Déroulement d'une interruption logicielle : - Sauvegarde du CCR dans la pile et décrémentation du SP de deux adresses.
- Mise à zéro des indicateurs I et T. Ceci interdit les autres interruptions masquables et le mode pas à pas.
- Sauvegarde dans la pile du IP et décrémentation du SP de deux adresses.
- A partir du numéro d'interruption choisi, le microprocesseur multiplie par quatre ce numéro afin d'obtenir la première adresse du vecteur dans la table des vecteurs d'interruptions. Le contenu de cette case mémoire sera l'octet de poids faible du registre IP, et le contenu de l'adresse est l'octet de poids fort du registre IP.
- Sauvegarde dans la pile du registre CS et décrémentation du SP de deux adresses.
- Le contenu de l'adresse suivante dans la table des vecteurs d'interruption sera l'octet de poids faible du registre de segment CS, et le contenu de l'adresse est l'octet de poids fort du registre CS.
NMI : Une interruption de type NMI est activée par un front montant sur sa broche.
Déroulement d'une interruption NMI : - Sauvegarde du CCR dans la pile et décrémentation du SP de deux adresses.
- Mise à zéro des indicateurs I et T. Ceci interdit les autres interruptions masquables et le mode pas à pas.
- Les registres CS et IP sont chargés comme précédemment avec les valeurs du vecteur d'interruption numéro 2.
INTR : Une interruption INTR est activée par un niveau haut sur sa broche.
Déroulement d'une interruption INTR : - Dans ce type d'interruption c'est le dispositif créateur de l'interruption (8259) qui doit déposer sur le bus de données un octet qui sera interprété comme une partie du vecteur d'interruption. L'unité de Gestion de Bus (BIU) exécutera deux cycles bus d'acquittement d'interruption.
- En réponse au second cycle d'acquittement, le dispositif interrompant doit envoyer un octet de données sur les lignes AD0-AD7. Multipliée par quatre, cette valeur donne l'adresse du début du vecteur d'interruption.
- Sauvegarde du CCR dans la pile et décrémentation du SP de deux adresses.
- Mise à zéro des indicateurs I et T. Ceci interdit les autres interruptions masquables et le mode pas à pas.
- Les registres CS et IP sont chargés comme précédemment.
- Début de la routine d'interruption avec la nouvelle valeur de CS:IP.. La routine d'interruption doit se terminer par l'instruction IRET qui restaure CS et IP.
9. Le mode pas à pas : Le 8086 passe dans le mode pas à pas lorsque l'indicateur T est à 1. Dans ce mode, le 8086 exécute une interruption de type logicielle après l'exécution de chaque instruction (vecteur 1).
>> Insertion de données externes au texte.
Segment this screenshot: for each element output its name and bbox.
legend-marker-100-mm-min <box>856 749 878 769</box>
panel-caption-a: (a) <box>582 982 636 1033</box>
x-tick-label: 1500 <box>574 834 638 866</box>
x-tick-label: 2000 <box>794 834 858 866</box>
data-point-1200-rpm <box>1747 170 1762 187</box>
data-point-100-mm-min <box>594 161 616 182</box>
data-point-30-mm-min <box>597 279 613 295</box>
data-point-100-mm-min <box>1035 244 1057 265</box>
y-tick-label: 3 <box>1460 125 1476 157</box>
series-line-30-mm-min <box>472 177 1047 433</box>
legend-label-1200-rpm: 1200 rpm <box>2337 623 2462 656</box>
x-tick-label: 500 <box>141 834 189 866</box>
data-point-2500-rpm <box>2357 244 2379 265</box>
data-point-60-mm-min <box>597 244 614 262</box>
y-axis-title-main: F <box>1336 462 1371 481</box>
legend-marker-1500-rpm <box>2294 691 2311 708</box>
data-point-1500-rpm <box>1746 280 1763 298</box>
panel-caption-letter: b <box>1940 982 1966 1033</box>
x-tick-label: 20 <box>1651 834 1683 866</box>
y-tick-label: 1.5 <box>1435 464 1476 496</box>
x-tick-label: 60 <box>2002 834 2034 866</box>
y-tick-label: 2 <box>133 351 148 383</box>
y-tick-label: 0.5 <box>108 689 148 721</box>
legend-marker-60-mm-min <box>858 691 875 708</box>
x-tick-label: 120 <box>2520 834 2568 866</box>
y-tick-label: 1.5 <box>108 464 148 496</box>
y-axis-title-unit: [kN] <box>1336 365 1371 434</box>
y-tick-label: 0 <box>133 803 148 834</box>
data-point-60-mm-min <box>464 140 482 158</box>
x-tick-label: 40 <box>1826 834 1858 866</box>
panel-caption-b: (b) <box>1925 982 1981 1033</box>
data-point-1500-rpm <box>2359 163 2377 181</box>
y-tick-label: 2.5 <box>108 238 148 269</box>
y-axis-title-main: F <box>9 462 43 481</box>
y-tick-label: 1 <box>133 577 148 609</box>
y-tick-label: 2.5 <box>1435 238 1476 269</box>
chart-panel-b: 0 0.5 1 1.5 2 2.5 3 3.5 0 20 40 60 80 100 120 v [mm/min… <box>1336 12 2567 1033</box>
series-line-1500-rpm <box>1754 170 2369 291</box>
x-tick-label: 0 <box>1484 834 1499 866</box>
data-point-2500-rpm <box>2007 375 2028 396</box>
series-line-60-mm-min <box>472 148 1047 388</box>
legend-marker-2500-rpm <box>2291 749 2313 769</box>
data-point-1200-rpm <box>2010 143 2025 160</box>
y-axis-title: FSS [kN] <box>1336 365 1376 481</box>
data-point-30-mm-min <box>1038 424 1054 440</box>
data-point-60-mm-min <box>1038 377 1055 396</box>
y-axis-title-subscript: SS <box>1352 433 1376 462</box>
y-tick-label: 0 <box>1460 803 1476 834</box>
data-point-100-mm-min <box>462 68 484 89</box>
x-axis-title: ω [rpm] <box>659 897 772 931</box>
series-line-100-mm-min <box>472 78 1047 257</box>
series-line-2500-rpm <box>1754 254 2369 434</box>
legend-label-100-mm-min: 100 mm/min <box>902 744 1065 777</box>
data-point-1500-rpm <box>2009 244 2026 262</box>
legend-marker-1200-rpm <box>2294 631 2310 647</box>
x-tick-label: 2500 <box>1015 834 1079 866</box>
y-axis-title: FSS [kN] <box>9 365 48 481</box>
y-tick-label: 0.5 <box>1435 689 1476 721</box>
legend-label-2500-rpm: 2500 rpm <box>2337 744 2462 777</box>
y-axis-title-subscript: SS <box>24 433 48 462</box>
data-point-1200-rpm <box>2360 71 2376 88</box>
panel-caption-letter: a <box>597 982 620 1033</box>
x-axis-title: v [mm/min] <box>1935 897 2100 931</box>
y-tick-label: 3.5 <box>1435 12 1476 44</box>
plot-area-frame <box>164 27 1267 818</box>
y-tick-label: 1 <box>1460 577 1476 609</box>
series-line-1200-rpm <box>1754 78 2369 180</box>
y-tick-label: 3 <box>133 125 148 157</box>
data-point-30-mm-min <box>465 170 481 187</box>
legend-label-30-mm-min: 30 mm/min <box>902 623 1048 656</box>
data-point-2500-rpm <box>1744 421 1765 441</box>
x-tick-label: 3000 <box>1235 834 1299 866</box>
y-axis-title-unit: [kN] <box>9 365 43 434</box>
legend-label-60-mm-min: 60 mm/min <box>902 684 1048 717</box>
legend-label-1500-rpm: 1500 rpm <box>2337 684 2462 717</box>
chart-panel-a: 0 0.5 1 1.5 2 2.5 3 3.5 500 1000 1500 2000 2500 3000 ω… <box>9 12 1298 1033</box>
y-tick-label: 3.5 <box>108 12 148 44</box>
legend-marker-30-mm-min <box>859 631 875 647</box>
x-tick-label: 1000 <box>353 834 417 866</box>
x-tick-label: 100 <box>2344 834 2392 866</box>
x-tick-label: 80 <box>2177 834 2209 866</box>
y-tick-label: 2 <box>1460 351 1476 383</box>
Il n'existe pas d'instruction positionnant T à 1. T peut être modifié en changeant une image dans la pile grâce aux instructions PUSHF et POPF qui agissent sur les indicateurs. T est mis à 1 par un OU avec 100H et mis à 0 par un ET avec 0FEFFH.

10. BIOS : Tous les ordinateurs possèdent un BIOS (Basic Input Output System) qui leur est propre. Les PC XT, AT et compatibles n'échappent pas à cette règle. Le rôle principal du BIOS est de fournir un ensemble de fonctions élémentaires destinées à gérer les communications entre l'unité centrale et les organes périphériques (clavier, écran, lecteurs de disques, RS232, mémoire, etc)
Sur les PC XT, AT et compatibles, le BIOS est implanté en ROM, au-delà de l'adresse F000:C000. Il est accessible à travers plusieurs interruptions logicielles spécialisées. La plupart de ces interruptions se divisent en fonctions qui sont accessibles grâce aux registres AH du microprocesseur.
Chaque fonction demande un ou plusieurs paramètres en entrée. Ces paramètres sont passés à la fonction par l'intermédiaire des registres du microprocesseur. De même, certaines fonctions renvoient un ou plusieurs résultats lorsqu'elles ont fini de s'exécuter. Ces résultats sont accessibles directement ou indirectement à travers les registres du microprocesseur.
Un appel typique d'une fonction BIOS s'effectue donc selon les étapes suivantes:

- Initialisation des registres du microprocesseur.
- Appel de l'interruption rattachée à la fonction
- Exploitation des registres en sortie de la fonction
Le BIOS manipule de nombreuses variables qui ne peuvent être implantées en ROM en raison de leur nature. Elles sont implantées à partir de l'adresse 0040:0000 jusqu'à 005F:FFFF juste derrière la table des vecteurs d'interruption.